[103] Nous trouvons sur tout cela des détails nouveaux et curieux dans un Journal historique et anecdote de la cour et de Paris, au t. XI, in-4o, des manuscrits de Conrart. Ce journal inédit, qui mériterait de voir le jour, et qui est écrit tout entier de la main bien connue d'Arnauld d'Andilly, commence au 1er janvier 1614 et va jusqu'au 1er janvier 1620.
«Le 19 Mai 1617, M. le Prince fait supplier le Roi de faire une œuvre charitable en lui faisant bailler sa femme, à la charge qu'elle demeureroit prisonnière avec lui.
«26 Mai 1617, Mme la princesse de Condé va saluer le Roi et le supplier de lui vouloir permettre d'entrer prisonnière dans la Bastille avec M. le Prince. Le Roy le lui accorde, et d'y mener seulement une damoiselle. Sur quoi son petit nain ayant supplié le Roi de trouver bon qu'il n'abandonnât pas sa maîtresse, Sa Majesté le lui permit aussi. La même après-dînée, Mme la Princesse entra dans la Bastille, où elle fut reçue de M. le Prince avec tous les témoignages d'amitié qui se peuvent imaginer, et jusques-là qu'il ne la laissa jamais en repos qu'elle lui eût dit qu'elle lui pardonnoit.»—Dans ce même journal, il est souvent question de la mauvaise conduite du prince envers sa femme, sur laquelle il n'y a pas un seul mot de blâme.
«31 Aoust 1617. Entreprise pour sauver M. le Prince de la Bastille, découverte.»
«15 Septembre 1617. M. le Prince mené de la Bastille au bois de Vincennes... Mme la Princesse alla aussi avec lui en carrosse, n'ayant voulu entrer en litière. On dit qu'au commencement M. le Prince croyoit seulement qu'on lui vouloit ôter sa femme. M. de Vitry, M. de Persan, M. de Modène étoient avec lui dans le carrosse. Depuis qu'il a été dans le bois de Vincennes, on lui a permis, environ le commencement d'octobre, de se promener sur l'épaisseur d'une grosse muraille qui est en forme de galerie. M. de Persan est demeuré dans le donjon du bois de Vincennes pour garder M. le Prince avec la plus grande partie des soldats qu'il avoit dans la Bastille, et M. de Cadenet (depuis duc et maréchal de Chaulnes, un des frères du connétable de Luynes), avec douze compagnies du régiment de Normandie, fait garde dans la cour du château, d'où les soldats ne sortent pas.»

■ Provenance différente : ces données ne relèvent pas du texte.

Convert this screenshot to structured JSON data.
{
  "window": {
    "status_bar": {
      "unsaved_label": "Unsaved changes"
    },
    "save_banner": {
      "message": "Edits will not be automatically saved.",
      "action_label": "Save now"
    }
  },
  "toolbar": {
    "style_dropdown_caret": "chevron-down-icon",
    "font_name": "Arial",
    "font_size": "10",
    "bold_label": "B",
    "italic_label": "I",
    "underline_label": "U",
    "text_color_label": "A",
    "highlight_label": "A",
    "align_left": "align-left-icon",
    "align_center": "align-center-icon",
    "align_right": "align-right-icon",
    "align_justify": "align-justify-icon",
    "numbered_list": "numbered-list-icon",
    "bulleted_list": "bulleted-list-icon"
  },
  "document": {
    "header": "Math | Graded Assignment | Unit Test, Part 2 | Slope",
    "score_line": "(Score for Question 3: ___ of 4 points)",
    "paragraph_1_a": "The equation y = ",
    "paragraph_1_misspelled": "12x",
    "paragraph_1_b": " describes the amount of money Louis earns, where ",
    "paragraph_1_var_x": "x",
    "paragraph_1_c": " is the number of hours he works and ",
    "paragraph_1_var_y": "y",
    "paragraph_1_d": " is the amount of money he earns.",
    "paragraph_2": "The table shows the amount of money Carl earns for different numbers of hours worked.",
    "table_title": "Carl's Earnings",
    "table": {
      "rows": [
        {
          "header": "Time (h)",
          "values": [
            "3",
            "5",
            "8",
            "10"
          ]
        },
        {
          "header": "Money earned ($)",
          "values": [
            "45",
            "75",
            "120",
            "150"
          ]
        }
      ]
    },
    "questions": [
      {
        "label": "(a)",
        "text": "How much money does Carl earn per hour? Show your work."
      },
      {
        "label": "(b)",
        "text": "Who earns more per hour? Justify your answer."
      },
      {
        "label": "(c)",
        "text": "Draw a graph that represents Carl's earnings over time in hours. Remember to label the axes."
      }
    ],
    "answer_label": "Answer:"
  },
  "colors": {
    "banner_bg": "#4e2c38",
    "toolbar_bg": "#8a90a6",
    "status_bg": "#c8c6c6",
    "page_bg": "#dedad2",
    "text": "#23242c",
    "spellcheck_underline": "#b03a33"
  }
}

«Environ le 20 Décembre 1617. Mme la Princesse très malade. Elle accouche dans le bois de Vincennes, à sept mois, d'un fils mort-né, et fut plus de quarante-huit heures sans mouvement ni sentiment. Jamais personne n'a été en une plus grande extrémité sans mourir. Entre autres médecins, M. Duret et M. Pietre l'assistèrent avec un soin extrême. Sur ce que M. le Prince désiroit qu'on fît des obsèques à ce petit enfant, M. l'évêque de Paris assembla des théologiens, lesquels jugèrent que, puisque n'ayant point reçu le baptême il n'étoit point entré en l'église, on ne devoit user d'aucunes cérémonies sur le sujet de sa mort.»
«5 Septembre 1618. Mme la Princesse accouche de deux garçons morts. Le Roi témoigne d'un grand déplaisir. Plusieurs personnes eurent permission de l'aller voir.»
«21 Mars 1619. M. le Prince tombe malade. Mardi, 2 avril, MM. Hatin, Duret et Seguin vont au Louvre représenter l'état de la maladie. La cause en étoit attribuée à profonde mélancolie. Il fut tenu plusieurs jours hors d'espérance. Il fut permis à Mme sa mère, à Mme la Comtesse, à Mme de Ventadour, à Mme la comtesse d'Auvergne, à Mme de la Trémoille, à Mme de Fontaines, à Mme la Grande, etc., de l'aller visiter. Le lundi, 8 avril, le Roi lui renvoie son épée par M. de Cadenet, et lui écrit: «Mon cousin, je suis bien fâché de votre maladie. Je vous prie de vous réjouir. Incontinent que j'aurai donné ordre à mes affaires, je vous donnerai votre liberté. Réjouissez-vous donc, et ayez assurance de mon amitié. Je suis, etc.»
«28 Août 1619. Entre minuit et une heure, Mme la Princesse accouche d'une fille dans le bois de Vincennes.»
«17 octobre 1619. Conseil tenu, où l'on prit la dernière résolution de faire sortir M. le Prince.»